For the same reasons refineries are still running full out. Even though margins have fallen, they are still pretty good. Prices haven't collapsed to the point yet that anyone is ready to cut back.

<For the same reasons refineries are still running full out. Even though margins have fallen, they are still pretty good. Prices haven't collapsed to the point yet that anyone is ready to cut back.>
Exactly!
They can cut profits down still make a boat load of money.  Help GW & Bushco. with the elections.
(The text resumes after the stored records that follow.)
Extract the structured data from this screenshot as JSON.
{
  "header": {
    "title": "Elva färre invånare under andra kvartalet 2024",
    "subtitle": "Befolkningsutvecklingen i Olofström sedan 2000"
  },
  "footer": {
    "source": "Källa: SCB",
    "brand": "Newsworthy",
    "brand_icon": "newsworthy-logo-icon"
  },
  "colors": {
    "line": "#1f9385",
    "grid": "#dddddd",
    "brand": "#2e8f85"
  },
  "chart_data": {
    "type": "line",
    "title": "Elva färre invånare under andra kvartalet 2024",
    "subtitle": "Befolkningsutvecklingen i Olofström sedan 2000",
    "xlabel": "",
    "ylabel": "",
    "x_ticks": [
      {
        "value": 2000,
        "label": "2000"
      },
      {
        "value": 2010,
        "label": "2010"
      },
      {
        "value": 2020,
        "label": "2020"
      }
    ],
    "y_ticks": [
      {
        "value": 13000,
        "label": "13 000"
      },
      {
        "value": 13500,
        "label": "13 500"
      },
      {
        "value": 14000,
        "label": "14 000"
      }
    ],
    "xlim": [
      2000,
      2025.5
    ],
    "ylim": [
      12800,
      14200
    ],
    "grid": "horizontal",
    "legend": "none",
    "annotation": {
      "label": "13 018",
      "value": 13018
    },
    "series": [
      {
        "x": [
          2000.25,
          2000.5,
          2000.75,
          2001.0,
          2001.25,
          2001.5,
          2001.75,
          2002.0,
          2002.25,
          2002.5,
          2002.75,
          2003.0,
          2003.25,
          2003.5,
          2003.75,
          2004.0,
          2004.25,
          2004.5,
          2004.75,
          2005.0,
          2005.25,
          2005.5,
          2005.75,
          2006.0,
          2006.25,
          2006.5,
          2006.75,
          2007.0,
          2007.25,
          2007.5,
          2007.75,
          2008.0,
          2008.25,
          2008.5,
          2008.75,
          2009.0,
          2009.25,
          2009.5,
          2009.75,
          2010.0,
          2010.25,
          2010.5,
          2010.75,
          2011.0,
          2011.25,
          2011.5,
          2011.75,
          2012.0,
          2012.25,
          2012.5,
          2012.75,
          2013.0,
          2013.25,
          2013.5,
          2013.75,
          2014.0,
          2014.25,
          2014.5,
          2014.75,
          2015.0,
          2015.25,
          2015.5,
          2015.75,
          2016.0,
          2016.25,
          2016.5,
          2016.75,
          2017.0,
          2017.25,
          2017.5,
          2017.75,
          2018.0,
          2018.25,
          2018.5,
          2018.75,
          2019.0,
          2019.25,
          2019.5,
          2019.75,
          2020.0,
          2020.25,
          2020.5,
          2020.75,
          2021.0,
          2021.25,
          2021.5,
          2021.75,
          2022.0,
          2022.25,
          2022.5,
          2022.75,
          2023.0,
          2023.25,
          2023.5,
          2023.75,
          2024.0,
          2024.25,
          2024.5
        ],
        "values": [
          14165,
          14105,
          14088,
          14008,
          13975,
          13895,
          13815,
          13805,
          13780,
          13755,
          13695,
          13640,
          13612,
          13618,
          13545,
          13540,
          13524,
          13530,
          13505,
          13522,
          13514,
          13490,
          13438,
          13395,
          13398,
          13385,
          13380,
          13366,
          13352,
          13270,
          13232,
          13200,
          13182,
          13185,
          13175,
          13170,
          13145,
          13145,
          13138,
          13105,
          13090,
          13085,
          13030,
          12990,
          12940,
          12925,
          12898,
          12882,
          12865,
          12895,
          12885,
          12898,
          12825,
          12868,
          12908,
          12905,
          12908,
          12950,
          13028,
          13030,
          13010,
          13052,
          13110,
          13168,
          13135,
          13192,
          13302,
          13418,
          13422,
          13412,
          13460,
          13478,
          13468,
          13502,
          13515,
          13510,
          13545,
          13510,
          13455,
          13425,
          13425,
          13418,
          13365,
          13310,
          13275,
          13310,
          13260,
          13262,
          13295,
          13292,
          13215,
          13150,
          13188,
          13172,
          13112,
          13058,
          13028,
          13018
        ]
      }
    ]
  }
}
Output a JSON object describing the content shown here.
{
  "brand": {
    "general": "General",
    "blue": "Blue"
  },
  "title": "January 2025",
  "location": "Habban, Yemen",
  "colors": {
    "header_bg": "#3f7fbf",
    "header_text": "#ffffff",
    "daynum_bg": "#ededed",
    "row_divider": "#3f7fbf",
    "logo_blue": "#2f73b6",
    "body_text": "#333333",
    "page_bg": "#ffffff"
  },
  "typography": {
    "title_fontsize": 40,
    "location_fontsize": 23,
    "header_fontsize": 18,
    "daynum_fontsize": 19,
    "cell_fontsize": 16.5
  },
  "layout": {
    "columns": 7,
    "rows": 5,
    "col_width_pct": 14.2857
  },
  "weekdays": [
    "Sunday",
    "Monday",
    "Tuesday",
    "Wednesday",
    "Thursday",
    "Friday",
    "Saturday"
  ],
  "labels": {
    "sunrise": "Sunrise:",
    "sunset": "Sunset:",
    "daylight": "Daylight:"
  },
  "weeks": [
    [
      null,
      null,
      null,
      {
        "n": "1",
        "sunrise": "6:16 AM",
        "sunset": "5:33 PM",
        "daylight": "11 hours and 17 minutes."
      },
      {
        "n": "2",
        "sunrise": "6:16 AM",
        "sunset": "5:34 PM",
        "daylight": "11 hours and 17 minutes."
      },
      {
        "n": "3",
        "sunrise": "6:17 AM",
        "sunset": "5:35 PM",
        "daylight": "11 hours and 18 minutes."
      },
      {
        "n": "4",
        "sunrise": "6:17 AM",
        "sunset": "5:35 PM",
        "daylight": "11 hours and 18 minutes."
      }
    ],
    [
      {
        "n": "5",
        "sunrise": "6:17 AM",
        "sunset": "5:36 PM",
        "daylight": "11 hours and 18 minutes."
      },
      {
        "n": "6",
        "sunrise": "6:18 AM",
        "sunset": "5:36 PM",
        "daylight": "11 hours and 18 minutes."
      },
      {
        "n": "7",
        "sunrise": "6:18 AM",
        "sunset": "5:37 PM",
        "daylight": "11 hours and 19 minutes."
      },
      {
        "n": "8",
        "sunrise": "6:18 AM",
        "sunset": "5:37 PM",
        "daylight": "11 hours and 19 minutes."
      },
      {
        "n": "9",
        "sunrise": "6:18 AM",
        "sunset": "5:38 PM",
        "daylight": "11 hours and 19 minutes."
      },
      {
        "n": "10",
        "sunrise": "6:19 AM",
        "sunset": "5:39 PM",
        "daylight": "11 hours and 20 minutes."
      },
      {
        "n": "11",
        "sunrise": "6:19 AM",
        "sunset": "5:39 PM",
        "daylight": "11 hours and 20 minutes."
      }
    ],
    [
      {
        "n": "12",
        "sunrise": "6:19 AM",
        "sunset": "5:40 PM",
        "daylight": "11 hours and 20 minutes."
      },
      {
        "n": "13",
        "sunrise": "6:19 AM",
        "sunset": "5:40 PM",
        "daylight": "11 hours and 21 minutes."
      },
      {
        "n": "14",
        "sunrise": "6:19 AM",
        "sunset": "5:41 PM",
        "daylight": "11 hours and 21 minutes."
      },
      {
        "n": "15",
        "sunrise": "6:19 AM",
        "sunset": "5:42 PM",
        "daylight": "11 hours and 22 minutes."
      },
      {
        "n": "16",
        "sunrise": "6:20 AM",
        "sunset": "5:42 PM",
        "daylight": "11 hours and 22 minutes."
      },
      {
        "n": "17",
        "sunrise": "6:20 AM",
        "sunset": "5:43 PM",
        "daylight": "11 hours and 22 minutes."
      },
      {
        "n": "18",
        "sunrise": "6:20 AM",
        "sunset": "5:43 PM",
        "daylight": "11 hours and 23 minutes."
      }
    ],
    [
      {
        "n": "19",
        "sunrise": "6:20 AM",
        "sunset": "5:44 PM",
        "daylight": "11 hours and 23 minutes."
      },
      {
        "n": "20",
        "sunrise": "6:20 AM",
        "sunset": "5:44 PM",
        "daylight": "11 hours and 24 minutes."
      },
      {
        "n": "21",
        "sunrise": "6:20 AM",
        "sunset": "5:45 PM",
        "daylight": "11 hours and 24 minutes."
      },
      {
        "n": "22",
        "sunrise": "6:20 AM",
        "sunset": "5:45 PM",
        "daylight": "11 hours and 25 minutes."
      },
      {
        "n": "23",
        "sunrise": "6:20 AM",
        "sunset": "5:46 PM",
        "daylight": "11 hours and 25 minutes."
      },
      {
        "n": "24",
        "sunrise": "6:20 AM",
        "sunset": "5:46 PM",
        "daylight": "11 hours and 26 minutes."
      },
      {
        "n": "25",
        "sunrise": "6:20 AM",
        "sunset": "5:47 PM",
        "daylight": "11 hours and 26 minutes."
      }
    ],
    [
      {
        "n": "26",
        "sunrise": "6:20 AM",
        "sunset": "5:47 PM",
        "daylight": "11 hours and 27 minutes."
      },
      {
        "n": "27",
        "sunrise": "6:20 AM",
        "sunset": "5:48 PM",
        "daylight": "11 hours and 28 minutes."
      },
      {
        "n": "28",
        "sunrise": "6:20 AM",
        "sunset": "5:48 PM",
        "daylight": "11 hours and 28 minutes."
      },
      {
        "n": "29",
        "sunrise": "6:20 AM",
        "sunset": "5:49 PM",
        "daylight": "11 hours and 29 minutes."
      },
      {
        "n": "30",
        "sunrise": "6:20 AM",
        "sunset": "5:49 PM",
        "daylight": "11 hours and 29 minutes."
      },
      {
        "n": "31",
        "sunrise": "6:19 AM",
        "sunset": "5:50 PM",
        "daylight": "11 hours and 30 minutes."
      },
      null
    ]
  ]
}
Avoid a windfall profits tax.  IMHO (and non-oil educated) I think this would be a wise business decision.  Hell the oil exec's hardly got a slap on the wrist with congress's little dog and pony show.
Where are the democrats?  My god GW and Bushco leave themselves open to attack.  Who is twisting whose arms?

I wouldn't want to be associated with Bush if he was the last man on earth politically, if the deep seated feelings people I talk with is any reflection of the broader electorate- and I voted for the bastard on #1

I wonder if shrub has a |"special relation" with bandar and the other saudi princes, kind of like Ronnie RayGun had.
Occam's Razor is useful for explaining physical processes, but not so useful for explaining human behavoir.  Not saying I disagree with you on the causes of recent price drops, but when manipulation, deceit, etc. are possible, forget about Occam's Razor.
What he doesn't do is dictate prices, and therefore dictate profits.

If oilco CEOs have never dictated prices, they're unique among modern corporations.

Do you honestly believe that the CEO of a company producing a commodity sets the prices for that commodity? Bill Gates may be able to set the price for Microsoft Office. He has a lock on the market. (In reality, those decisions are made far below that level). But he couldn't do it in a commodities market. They watch the prices just like the rest of us. They don't set them.